12/02/2013

Cette belle théorie du pilotage anticyclique de la dépense publique n’a jamais vraiment fonctionné

Il y avait autrefois une règle simple. L’équilibre budgétaire vers lequel il fallait tendre pour maîtriser la dette publique était un équilibre de plein emploi. Savoir que recettes et dépenses ne devaient s’égaliser qu’une fois le potentiel productif entièrement utilisé. S’il y avait une marge de ressources inemployées, il était souhaitable et même nécessaire que l’Etat stimule l’activité par le truchement d’un déficit budgétaire. A l’inverse, toute situation de suremploi – de «surchauffe», disait-on en Suisse dans les années 60 – exigeait un freinage par le biais d’un excédent budgétaire. 


Cette belle théorie du pilotage anticyclique de la dépense publique n’a jamais vraiment fonctionné. Au lieu de se transformer en surplus durant les bonnes années, les déficits ont constamment été de règle dans les grands pays, sauf aux Etats-Unis pour le passé récent, où les comptes fédéraux ont brièvement présenté un excédent, entre 1998 et 2001. 
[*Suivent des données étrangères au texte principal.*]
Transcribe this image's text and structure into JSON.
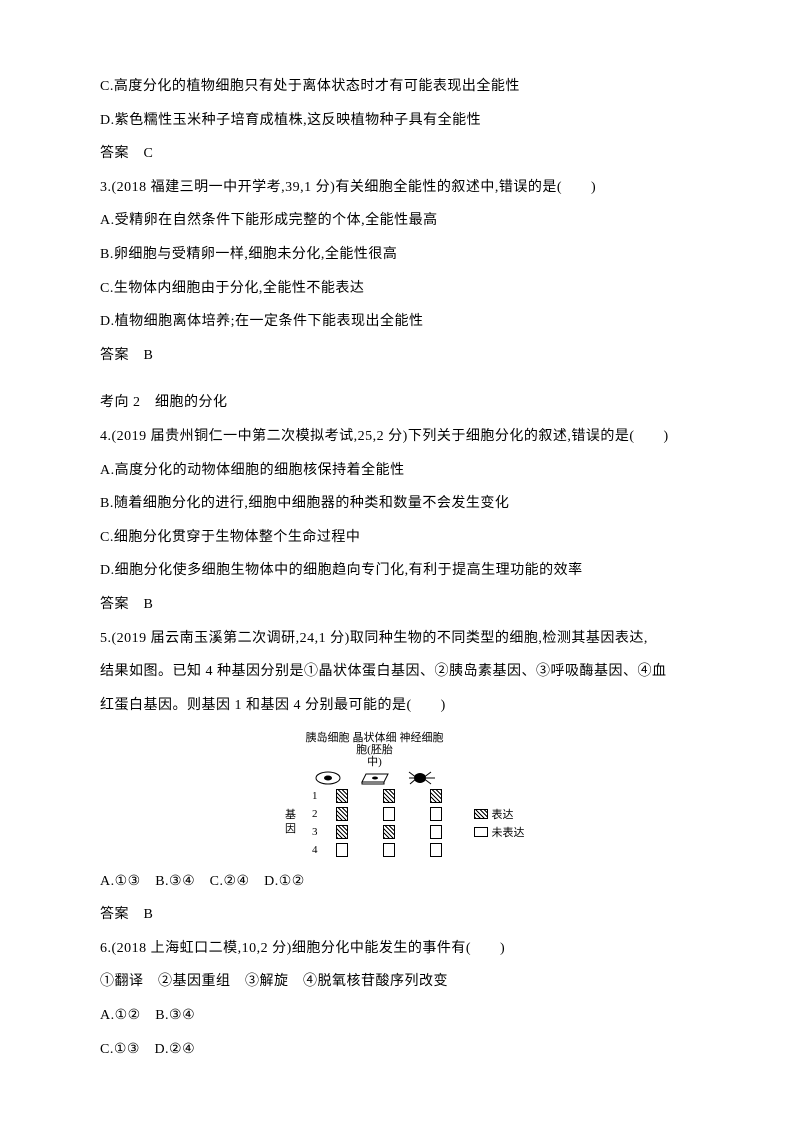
{
  "lines": {
    "opt_c1": "C.高度分化的植物细胞只有处于离体状态时才有可能表现出全能性",
    "opt_d1": "D.紫色糯性玉米种子培育成植株,这反映植物种子具有全能性",
    "ans1": "答案　C",
    "q3": "3.(2018 福建三明一中开学考,39,1 分)有关细胞全能性的叙述中,错误的是(　　)",
    "q3a": "A.受精卵在自然条件下能形成完整的个体,全能性最高",
    "q3b": "B.卵细胞与受精卵一样,细胞未分化,全能性很高",
    "q3c": "C.生物体内细胞由于分化,全能性不能表达",
    "q3d": "D.植物细胞离体培养;在一定条件下能表现出全能性",
    "ans3": "答案　B",
    "topic2": "考向 2　细胞的分化",
    "q4": "4.(2019 届贵州铜仁一中第二次模拟考试,25,2 分)下列关于细胞分化的叙述,错误的是(　　)",
    "q4a": "A.高度分化的动物体细胞的细胞核保持着全能性",
    "q4b": "B.随着细胞分化的进行,细胞中细胞器的种类和数量不会发生变化",
    "q4c": "C.细胞分化贯穿于生物体整个生命过程中",
    "q4d": "D.细胞分化使多细胞生物体中的细胞趋向专门化,有利于提高生理功能的效率",
    "ans4": "答案　B",
    "q5_1": "5.(2019 届云南玉溪第二次调研,24,1 分)取同种生物的不同类型的细胞,检测其基因表达,",
    "q5_2": "结果如图。已知 4 种基因分别是①晶状体蛋白基因、②胰岛素基因、③呼吸酶基因、④血",
    "q5_3": "红蛋白基因。则基因 1 和基因 4 分别最可能的是(　　)",
    "q5_opts": "A.①③　B.③④　C.②④　D.①②",
    "ans5": "答案　B",
    "q6": "6.(2018 上海虹口二模,10,2 分)细胞分化中能发生的事件有(　　)",
    "q6_items": "①翻译　②基因重组　③解旋　④脱氧核苷酸序列改变",
    "q6_ab": "A.①②　B.③④",
    "q6_cd": "C.①③　D.②④"
  },
  "figure": {
    "col_labels": [
      "胰岛细胞",
      "晶状体细\n胞(胚胎中)",
      "神经细胞"
    ],
    "y_label": "基\n因",
    "row_numbers": [
      "1",
      "2",
      "3",
      "4"
    ],
    "grid": [
      [
        1,
        1,
        1
      ],
      [
        1,
        0,
        0
      ],
      [
        1,
        1,
        0
      ],
      [
        0,
        0,
        0
      ]
    ],
    "legend_expr": "表达",
    "legend_unexpr": "未表达",
    "colors": {
      "background": "#ffffff",
      "stroke": "#000000",
      "text": "#000000"
    },
    "font_size_pt": 8
  }
}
Cette persistance des déficits est bien sûr à l’origine de la montée de la dette publique, d’abord lente et régulière, puis spectaculaire depuis le début de la crise, au point que la dette est désormais constitutive par elle-même d’un frein à toute relance de l’activité au moyen du «deficit spending», puisque le seul service des intérêts finit par absorber l’essentiel de la marge de manœuvre budgétaire. 

Condamnée de ce fait et à rebours du bon sens à jouer un rôle procyclique au lieu d’exercer comme le voudrait la règle un effet anticyclique, la politique budgétaire est devenue ce à quoi nous assistons dans la plupart des pays: une machine infernale à détruire des emplois. Le dernier exemple en date est celui de cet exercice pitoyable de compression des dépenses communautaires auquel nous venons d’assister à Bruxelles, avec pour résultat un budget raboté de quelques dizaines de milliards à seule fin d’être ramené à moins de 1% du produit intérieur brut de l’ensemble des pays de l’Union européenne, quand il eût fallu au contraire l’augmenter pour soutenir une activité économique dangereusement faiblissante, et qui plus est en situation, depuis plusieurs années déjà, de sous-emploi crasse du potentiel de production. Les séries statistiques historiques sont pourtant parlantes : les seules périodes de réduction des déficits ont été celles durant lesquelles les recettes publiques se sont envolées sous l’effet de la haute conjoncture. De réduction des dépenses publiques, il n’a jamais été question. Sauf aujourd’hui, c’est-à-dire au pire moment. 

Mais il est vrai qu’il faut bien se préparer au choc suivant, qui sera celui de l’explosion des dépenses de retraites, en regard desquelles le sauvetage des banques n’aura été qu’une aimable rigolade.